The USArray component of the NSF-funded EarthScope project ended its observational period in September 2021 and all remaining close-out tasks concluded in March 2022. Hundreds of seismic stations were transferred to other operators and continue to collect scientific observations. This website is now in an archival state and will no longer be updated. To learn more about this project and the science it continues to enable, please view publications here: and citations of the Transportable Array network DOI 10.7914/SN/TA.

To further advance geophysics support for the geophysics community, UNAVCO and IRIS are merging. The merged organization will be called EarthScope Consortium. As our science becomes more convergent, there is benefit to examining how we can support research and education as a single organization to conduct and advance cutting-edge geophysics. See our Joining Forces website for more information. The site will soon host the new EarthScope Consortium website.

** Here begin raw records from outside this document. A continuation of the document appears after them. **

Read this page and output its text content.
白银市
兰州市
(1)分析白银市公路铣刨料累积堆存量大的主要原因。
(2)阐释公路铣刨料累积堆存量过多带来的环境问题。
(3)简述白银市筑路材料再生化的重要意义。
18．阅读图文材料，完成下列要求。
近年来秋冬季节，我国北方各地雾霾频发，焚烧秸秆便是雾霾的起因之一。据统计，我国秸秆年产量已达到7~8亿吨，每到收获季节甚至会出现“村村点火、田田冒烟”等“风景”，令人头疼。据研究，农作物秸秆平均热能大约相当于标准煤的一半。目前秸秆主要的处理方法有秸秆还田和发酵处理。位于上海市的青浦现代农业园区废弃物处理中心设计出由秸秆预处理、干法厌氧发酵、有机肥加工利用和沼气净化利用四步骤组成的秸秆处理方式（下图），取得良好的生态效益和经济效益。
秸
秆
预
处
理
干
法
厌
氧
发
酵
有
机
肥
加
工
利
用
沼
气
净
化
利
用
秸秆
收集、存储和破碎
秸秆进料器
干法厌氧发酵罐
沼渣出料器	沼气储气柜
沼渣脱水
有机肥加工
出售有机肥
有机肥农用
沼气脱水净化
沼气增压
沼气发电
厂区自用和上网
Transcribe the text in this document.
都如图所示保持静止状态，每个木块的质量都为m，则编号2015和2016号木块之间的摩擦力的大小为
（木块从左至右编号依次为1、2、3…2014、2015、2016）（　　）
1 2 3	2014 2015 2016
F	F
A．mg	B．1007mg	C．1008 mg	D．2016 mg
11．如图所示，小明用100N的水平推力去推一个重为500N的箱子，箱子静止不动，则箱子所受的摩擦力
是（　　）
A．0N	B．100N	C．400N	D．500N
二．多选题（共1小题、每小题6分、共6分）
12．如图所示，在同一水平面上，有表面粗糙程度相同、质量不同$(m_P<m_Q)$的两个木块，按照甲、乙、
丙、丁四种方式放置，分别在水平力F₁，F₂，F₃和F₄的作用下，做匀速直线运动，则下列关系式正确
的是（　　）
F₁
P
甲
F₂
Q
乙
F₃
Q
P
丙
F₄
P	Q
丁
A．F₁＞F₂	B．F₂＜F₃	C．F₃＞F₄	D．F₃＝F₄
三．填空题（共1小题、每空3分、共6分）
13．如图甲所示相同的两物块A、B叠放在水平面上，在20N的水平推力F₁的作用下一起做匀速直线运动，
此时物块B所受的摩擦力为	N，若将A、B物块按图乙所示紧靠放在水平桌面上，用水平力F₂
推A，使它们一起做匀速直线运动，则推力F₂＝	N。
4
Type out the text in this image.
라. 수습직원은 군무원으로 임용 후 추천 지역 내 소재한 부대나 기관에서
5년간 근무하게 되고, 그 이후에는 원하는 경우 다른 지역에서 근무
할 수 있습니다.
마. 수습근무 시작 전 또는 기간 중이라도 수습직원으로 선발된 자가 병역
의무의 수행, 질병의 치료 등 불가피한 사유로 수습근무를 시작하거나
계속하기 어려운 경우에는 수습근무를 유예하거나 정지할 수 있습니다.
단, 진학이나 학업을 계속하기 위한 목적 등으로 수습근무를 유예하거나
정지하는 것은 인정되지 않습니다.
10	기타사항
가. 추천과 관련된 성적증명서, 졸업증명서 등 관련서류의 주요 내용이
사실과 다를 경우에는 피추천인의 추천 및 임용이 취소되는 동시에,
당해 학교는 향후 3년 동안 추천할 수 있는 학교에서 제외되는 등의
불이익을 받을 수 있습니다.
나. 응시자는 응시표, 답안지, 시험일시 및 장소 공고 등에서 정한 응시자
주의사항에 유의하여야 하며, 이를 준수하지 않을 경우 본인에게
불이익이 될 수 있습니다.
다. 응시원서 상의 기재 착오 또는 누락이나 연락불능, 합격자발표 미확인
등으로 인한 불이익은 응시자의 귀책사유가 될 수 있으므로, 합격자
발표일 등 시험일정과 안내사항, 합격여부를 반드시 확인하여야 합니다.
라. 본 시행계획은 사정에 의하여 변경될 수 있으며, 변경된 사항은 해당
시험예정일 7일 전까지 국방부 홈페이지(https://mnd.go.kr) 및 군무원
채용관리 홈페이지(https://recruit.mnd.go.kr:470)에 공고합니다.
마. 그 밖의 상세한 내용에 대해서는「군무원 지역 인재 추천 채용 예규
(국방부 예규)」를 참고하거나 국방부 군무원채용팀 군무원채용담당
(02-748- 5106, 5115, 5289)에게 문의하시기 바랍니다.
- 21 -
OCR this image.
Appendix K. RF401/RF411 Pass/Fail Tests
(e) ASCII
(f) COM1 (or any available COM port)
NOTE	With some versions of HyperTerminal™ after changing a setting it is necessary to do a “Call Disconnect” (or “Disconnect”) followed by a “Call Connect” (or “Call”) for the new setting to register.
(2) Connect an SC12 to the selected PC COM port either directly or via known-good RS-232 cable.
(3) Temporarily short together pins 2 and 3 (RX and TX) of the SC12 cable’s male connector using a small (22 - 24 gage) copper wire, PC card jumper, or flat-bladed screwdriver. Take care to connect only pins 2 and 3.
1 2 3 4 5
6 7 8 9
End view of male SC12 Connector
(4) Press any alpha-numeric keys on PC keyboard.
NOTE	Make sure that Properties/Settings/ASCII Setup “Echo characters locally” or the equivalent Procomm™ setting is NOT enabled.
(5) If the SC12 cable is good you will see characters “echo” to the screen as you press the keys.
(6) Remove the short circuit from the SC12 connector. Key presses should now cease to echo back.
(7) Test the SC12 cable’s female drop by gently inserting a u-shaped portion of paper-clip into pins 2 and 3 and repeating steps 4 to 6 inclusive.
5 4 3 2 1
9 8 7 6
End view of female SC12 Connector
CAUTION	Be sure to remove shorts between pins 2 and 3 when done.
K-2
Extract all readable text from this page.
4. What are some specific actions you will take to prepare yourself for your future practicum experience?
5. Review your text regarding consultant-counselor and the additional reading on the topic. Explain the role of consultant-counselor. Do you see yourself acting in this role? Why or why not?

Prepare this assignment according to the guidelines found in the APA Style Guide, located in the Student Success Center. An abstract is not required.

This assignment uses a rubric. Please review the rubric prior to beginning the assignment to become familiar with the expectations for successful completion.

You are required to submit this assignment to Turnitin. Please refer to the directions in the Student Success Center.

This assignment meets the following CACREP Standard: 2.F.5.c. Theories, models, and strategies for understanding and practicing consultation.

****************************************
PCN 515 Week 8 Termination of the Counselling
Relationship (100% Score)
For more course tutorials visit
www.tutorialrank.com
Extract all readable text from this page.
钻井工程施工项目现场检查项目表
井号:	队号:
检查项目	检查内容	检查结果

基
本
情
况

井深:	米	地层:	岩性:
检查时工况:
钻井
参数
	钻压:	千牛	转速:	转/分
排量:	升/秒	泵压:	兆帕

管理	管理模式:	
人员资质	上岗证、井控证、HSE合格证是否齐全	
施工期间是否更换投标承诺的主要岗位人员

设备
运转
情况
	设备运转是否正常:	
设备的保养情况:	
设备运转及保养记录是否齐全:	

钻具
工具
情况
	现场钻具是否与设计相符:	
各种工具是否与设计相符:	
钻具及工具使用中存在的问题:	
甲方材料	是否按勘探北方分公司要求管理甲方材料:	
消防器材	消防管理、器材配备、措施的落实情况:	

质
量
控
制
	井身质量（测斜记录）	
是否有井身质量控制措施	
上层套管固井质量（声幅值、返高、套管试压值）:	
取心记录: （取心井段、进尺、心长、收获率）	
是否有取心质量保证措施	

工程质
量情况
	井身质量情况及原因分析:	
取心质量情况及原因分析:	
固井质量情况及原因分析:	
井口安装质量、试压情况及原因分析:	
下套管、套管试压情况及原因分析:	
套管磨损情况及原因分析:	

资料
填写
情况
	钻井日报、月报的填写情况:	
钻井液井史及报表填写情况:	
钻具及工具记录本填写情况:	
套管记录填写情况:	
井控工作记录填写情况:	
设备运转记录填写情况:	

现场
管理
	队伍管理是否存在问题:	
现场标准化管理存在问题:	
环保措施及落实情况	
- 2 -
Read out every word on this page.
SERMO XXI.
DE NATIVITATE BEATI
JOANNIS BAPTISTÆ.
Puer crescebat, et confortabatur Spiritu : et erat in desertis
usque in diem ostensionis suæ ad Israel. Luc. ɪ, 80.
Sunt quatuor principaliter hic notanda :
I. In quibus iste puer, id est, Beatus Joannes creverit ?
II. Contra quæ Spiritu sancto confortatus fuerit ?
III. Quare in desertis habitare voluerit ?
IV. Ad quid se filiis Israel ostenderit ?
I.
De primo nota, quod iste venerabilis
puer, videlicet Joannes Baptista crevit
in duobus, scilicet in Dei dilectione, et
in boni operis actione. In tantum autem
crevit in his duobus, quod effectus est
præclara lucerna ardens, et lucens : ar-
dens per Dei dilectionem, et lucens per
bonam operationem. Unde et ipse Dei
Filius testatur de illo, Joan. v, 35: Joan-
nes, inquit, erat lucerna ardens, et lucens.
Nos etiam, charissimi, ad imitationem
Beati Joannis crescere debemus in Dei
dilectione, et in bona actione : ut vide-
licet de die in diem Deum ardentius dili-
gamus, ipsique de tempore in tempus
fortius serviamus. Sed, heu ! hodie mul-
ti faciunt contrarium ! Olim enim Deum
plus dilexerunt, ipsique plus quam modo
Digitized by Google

A Continental-scale Seismic Observatory


For all but specific PI-driven experiments using some of Flexible Array equipment, all sensor signals digitized and time stamped at the sensor site are continuously transmitted in near real time to the Array Operations Facility.

The advantages of the digital USArray network are:

  • The full bandwidth and dynamic range of the sensors can be recorded
  • Data-transmission protocols provide automatic error-correction, allowing the retransmission of lost or corrupted data, thus eliminating data gaps due to transient problems with telemetry.
  • Continuous data transmission amortizes the load on quality-control and archiving functions at the Array Operations Facility and Data Management Center.
  • Emerging and latest communication technologies can be used, such as portable satellite systems.
  • Continuous data transmission provides excellent network state-of-health monitoring, which has immediate advantages for management of maintenance logistics.
  • All telemetry will uses TCP/IP as the transmission protocol.
  • The type of telemetry used at each site will depend upon local environmental conditions, permit limitations, and existing (if any) communications infrastructure.

Portable VSAT Modems

The most preferable solution is portable VSAT modems. This system is a two-way satellite Internet "always-on" system consisting of a 0.5 m dish and a satellite modem that routes data from remote users through, for example, the GE-4 and Telstar 7 satellites to a downlink hub and then to the Internet. The system is targeted for home users with the expectation of low uplink and high downlink bandwidth requirements and requires an onsite computer and AC power (modem draws 30 W power). Two-way satellite-based Internet service offers download speeds close to those available via cable modem or DSL without the need for phone lines or an Internet Service Provider (ISP). The dish is connected to a satellite modem with a dedicated IP address using standard coaxial cables.

Satellite coverage is provided throughout the conterminous United States and Alaska. Cost is estimated to be $3600 for the dish and modem, and $180/month for continuous operations. As market penetration spreads into the home consumer market, these prices will likely continue to fall.

Advantages of VSAT modems include rapid deployment and demobilization time. Disadvantages include high power consumption (15-20W), and requirements for the dish to have a clear view of the southern sky.

Radio-Frequency (RF) Links

This is a well-established telemetry technology that has been in use in several PASSCAL programs for many years. RF modems are serial radios that provide a digital carrier detect signal to denote a working link. RF links will likely be used in hostile terrain, or to carry the signals to a drop point that provides access to the Internet. While the technology is quite mature, the disadvantages are potentially lengthy deployment times, and higher failure rates than the consumer-based satellite technology. Furthermore, RF modems do not communicate using IP, so the signal must be converted to IP at the drop point.

Direct Access to the Internet

Local Internet access may be available if the site is located on private property, near buildings, etc. This has the advantages of rapid deployment time, as well as providing power and possible security. However, these are often sites of considerable cultural noise.